Weight optimization also means being intentional about what you move versus what you sell, donate, or trash. Counterintuitively, you may want to move things you’d otherwise get rid of — old furniture, gym equipment, that elliptical no one uses — if the cost to move them is less than the payout you’ll receive for their weight. Run the math before you have a yard sale.
Receipt Strategy — What to Track and Why
Every dollar you spend on your DITY move is a deductible moving expense that reduces your taxable profit. I’ll explain the tax piece in a minute — but first, here’s what counts.
- Truck rental (the full amount, including insurance add-ons)
- Fuel — every receipt, every fill-up, across every vehicle you drove
- Packing materials — boxes, tape, bubble wrap, moving blankets
- Trailer rental or tow equipment
- Tolls (EZ Pass statements work, or save paper receipts)
- Hotel stays directly en route — not the vacation detour, the actual route
- Dollies, furniture pads, moving straps rented or purchased
- Storage fees if required during the move (with documentation tying it to the PCS)
On our JBLM move, I kept every receipt in a manila envelope I taped to the inside of the cab. Receipts for two tanks of diesel in our personal truck, four tanks in the rental, $47 at U-Haul for packing supplies we grabbed last minute, two nights at a Hampton Inn outside of Boise. Total documented expenses were just over $2,100. That $2,100 came directly off our taxable profit.
Get a dedicated folder or envelope before you leave. Not after. The gas station receipt you toss because “I’ll remember it” is gone forever and that’s a real dollar you didn’t have to pay taxes on.
Tax Implications Nobody Tells You About
This is the part the internet buries in footnotes. Your DITY move profit is taxable income. The government is going to pay you a lump sum, and the IRS considers the portion above your actual expenses to be earnings. It will show up — usually on a W-2 as part of your military pay, sometimes coded separately — and you will owe taxes on it.

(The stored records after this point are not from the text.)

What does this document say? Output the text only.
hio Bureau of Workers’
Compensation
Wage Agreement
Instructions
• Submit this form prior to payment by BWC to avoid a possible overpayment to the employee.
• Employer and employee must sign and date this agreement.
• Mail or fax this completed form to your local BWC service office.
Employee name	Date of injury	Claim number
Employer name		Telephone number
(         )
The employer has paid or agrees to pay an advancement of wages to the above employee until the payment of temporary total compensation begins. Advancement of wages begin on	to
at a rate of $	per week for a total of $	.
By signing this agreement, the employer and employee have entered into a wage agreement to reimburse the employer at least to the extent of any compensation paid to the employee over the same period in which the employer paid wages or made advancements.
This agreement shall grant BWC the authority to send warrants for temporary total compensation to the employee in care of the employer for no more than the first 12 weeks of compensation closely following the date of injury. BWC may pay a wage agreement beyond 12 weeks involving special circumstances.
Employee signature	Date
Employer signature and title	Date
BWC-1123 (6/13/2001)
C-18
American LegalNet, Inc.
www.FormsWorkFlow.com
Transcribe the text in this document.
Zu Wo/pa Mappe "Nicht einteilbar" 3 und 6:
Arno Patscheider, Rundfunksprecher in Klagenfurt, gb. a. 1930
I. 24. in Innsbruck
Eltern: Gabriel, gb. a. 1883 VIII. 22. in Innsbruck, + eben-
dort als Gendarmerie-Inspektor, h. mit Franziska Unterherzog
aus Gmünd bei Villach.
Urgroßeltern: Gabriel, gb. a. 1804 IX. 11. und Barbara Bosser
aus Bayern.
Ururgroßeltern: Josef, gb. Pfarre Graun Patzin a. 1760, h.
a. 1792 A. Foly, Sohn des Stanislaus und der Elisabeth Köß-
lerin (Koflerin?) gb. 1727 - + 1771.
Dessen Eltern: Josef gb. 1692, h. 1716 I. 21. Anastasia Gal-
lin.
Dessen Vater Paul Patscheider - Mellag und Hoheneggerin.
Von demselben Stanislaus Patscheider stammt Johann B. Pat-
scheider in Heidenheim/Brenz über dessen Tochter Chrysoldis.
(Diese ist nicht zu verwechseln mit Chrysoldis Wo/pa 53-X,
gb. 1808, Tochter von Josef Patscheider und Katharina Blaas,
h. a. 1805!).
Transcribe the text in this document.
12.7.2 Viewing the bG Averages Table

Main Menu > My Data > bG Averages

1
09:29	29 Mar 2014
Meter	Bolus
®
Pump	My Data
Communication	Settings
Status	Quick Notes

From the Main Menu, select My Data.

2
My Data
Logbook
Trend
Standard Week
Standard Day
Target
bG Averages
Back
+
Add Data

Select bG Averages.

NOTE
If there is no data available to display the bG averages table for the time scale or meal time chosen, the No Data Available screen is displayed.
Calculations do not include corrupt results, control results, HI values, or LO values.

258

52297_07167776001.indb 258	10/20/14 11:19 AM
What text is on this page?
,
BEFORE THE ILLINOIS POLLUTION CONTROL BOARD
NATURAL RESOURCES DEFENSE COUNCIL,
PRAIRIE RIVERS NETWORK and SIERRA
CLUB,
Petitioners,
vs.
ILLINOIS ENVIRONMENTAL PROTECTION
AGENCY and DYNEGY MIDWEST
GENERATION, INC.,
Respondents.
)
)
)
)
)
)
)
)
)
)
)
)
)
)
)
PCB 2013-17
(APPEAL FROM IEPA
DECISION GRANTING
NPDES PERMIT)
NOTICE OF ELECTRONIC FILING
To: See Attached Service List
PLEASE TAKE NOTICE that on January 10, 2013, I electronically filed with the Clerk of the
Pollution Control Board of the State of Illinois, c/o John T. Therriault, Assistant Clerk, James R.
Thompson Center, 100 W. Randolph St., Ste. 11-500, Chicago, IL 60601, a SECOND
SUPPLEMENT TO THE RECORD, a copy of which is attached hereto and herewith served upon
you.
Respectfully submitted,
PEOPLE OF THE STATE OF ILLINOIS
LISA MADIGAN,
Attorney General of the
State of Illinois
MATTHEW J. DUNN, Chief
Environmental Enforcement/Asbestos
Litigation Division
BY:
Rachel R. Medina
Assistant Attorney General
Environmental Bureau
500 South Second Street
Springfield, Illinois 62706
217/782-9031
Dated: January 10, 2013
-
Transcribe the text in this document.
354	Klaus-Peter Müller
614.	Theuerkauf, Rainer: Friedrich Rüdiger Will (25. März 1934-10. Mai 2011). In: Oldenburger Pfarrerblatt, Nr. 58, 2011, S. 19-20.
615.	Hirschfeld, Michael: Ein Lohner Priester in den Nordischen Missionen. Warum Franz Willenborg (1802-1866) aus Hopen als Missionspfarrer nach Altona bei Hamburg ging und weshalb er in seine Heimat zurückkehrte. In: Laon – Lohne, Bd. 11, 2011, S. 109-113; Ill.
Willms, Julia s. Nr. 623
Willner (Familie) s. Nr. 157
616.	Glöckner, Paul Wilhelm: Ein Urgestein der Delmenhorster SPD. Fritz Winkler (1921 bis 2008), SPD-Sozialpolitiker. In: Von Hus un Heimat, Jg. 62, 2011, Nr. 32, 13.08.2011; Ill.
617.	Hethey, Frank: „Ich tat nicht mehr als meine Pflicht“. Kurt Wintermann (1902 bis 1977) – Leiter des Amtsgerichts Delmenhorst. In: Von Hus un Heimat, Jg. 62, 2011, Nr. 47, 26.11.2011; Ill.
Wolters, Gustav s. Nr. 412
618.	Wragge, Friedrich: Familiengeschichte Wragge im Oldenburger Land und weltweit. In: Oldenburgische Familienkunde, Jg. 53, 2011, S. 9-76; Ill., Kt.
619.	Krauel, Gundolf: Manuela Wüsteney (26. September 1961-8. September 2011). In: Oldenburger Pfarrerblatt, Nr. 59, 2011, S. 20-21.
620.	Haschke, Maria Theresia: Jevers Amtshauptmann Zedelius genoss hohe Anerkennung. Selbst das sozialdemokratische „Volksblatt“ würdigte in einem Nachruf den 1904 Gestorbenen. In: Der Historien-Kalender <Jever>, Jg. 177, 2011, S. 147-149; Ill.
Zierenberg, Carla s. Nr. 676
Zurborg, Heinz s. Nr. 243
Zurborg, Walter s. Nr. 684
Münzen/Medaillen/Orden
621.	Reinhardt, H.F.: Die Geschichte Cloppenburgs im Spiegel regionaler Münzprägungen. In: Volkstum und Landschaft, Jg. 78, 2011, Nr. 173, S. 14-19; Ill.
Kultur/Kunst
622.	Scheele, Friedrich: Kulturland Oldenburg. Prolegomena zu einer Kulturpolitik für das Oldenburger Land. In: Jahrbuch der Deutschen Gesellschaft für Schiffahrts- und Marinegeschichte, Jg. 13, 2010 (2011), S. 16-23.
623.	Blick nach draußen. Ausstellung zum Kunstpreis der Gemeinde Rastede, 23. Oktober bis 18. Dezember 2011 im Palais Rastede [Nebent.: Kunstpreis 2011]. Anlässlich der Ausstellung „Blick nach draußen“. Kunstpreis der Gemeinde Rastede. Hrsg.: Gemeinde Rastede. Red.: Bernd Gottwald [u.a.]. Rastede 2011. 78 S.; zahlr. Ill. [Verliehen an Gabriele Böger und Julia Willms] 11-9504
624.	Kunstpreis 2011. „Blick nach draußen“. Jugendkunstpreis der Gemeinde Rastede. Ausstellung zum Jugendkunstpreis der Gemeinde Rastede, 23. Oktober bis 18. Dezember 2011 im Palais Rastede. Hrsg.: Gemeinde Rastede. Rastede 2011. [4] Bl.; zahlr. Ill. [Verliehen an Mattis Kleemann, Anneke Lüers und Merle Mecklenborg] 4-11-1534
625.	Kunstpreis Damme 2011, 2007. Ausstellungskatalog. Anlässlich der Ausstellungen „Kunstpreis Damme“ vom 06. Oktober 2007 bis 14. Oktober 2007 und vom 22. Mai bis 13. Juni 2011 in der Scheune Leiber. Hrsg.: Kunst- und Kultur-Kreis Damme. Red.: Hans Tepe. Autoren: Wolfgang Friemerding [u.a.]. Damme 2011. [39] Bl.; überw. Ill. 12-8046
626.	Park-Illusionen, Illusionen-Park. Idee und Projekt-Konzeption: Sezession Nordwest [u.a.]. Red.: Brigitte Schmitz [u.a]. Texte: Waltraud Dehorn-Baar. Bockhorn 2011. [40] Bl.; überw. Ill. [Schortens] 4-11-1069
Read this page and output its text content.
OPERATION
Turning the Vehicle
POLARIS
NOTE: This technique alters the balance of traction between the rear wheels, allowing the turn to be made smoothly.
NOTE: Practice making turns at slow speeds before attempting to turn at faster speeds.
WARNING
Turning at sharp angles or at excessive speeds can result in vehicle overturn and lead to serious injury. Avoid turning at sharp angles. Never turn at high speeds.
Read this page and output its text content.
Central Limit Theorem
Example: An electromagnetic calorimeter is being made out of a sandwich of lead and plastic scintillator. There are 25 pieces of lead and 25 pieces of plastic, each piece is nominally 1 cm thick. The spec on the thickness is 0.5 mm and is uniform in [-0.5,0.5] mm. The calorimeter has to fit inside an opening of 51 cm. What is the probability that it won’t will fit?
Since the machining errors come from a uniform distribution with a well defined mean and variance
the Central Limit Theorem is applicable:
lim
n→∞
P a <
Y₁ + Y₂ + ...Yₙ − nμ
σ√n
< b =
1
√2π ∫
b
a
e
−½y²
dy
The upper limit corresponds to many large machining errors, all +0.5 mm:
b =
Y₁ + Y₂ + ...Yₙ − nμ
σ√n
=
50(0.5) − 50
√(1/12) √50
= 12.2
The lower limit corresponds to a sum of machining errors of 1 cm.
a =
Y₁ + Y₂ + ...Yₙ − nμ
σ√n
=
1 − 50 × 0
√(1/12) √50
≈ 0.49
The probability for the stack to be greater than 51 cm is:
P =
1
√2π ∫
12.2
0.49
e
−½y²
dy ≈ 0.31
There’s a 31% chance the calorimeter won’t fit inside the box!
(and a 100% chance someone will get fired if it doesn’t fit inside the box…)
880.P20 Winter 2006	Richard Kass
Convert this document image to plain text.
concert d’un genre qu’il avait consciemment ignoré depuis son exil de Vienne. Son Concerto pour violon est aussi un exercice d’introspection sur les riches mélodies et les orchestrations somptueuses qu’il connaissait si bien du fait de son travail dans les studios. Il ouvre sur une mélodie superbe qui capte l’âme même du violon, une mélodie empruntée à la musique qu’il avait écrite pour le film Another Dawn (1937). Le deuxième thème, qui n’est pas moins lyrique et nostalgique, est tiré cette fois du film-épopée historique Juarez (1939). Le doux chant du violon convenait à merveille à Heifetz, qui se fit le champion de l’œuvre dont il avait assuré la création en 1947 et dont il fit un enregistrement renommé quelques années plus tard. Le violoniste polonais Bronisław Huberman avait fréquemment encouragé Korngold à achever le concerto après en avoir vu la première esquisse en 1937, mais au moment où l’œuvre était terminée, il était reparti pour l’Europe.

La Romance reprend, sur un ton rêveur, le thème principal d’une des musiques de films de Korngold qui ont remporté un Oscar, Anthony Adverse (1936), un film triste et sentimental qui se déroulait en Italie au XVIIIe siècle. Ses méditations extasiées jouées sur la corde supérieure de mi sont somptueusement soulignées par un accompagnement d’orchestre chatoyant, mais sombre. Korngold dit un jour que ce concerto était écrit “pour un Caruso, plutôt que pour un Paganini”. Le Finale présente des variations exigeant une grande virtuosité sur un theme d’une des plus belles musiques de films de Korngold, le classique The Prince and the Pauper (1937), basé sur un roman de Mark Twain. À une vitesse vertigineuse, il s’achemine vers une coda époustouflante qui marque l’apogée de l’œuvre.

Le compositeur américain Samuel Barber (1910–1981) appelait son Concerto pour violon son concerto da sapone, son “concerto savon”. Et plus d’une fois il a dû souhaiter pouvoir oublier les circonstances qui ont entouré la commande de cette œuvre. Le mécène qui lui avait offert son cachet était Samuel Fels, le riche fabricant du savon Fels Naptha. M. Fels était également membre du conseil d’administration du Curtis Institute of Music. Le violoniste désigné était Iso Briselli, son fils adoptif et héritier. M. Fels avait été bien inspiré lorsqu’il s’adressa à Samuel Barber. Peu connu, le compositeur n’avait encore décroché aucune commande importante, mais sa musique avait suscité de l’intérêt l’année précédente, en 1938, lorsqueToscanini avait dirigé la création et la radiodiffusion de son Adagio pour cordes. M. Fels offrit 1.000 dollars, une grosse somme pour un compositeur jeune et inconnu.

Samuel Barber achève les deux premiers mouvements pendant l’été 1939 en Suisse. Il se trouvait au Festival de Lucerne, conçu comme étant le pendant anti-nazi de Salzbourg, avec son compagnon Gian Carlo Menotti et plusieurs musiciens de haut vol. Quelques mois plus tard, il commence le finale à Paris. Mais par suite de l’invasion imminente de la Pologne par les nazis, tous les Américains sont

The good news: your documented expenses reduce that taxable amount dollar for dollar. Spend $2,100 on documented move costs and your taxable profit drops by $2,100. This is why the receipt strategy isn’t optional.
The less good news: the military may withhold taxes on the advance operating allowance (AOA) when it’s paid, but the final reconciliation and any remaining taxable amount often hits in the tax year of the move. If you moved in October, that profit shows up on the return you file in April. Plan for it. Set aside 22–28% of your estimated profit in a savings account and don’t touch it until you’ve done your taxes. We learned this lesson on our first DITY when we got a $1,200 tax bill we hadn’t anticipated and had already spent the money.
Tax treatment depends on how the payment is structured. The advance operating allowance is generally not taxable. The final payment — the actual profit — is. Your finance office should give you a breakdown, but ask for it in writing and verify it against your W-2. Numbers have been wrong before.
Common DITY Move Mistakes That Cost You Money
Motivated by our own financial stumbles and the stories I’ve heard in every spouse Facebook group from here to Fort Wainwright, here’s what actually goes wrong.
Missing or Invalid Weight Tickets
Your empty weight ticket must be obtained before you load anything. Not mostly empty. Empty. If you load the truck and then realize you forgot the empty ticket, you have a problem that’s very hard to fix. Go to a certified CAT scale — the app at catscale.com shows locations along any highway route — and get your ticket printed. Keep both tickets (empty and loaded) in a safe place that isn’t the truck cab, in case the truck gets towed or broken into.
Not Separating Pro-Gear
If pro-gear boxes aren’t labeled and documented separately before the weigh-in, the Transportation Office may not honor the separation later. This isn’t a technicality they’ll overlook out of kindness. Label everything before you load, document the inventory, and have it signed.
Filing Late
You have a deadline to submit your final move paperwork and weight tickets after arriving at your new duty station. Miss that deadline and you may forfeit part of your payment. Check with your gaining installation’s Transportation Office on day one. Don’t wait until the chaos of in-processing dies down because it doesn’t die down for weeks.
Skipping the Advance Operating Allowance
The AOA is an upfront payment — up to 60% of your estimated payout — available before your move date. Most families don’t request it and then scramble to cover truck rentals and deposits on a credit card. Request the AOA through your Transportation Office as part of your initial move counseling. It’s your money, available early, and it makes the cash flow of the actual move much less stressful.
Underestimating the Weight You’re Moving
Families consistently underestimate how much their household weighs. A furnished three-bedroom house typically runs 8,000–12,000 pounds. Weigh early in the process if you can — some families do a rough estimate by moving heavy items first, getting a preliminary ticket, and adjusting their load plan. Know your authorized allowance, know what pro-gear you’re claiming, and build your load to maximize every pound you’re entitled to move.
The PPM program rewards preparation. Families who treat it casually walk away with a few hundred dollars. Families who track receipts, document pro-gear, request the AOA, and weigh correctly can net several thousand dollars on a single move. We’ve done both versions. The second version is significantly better.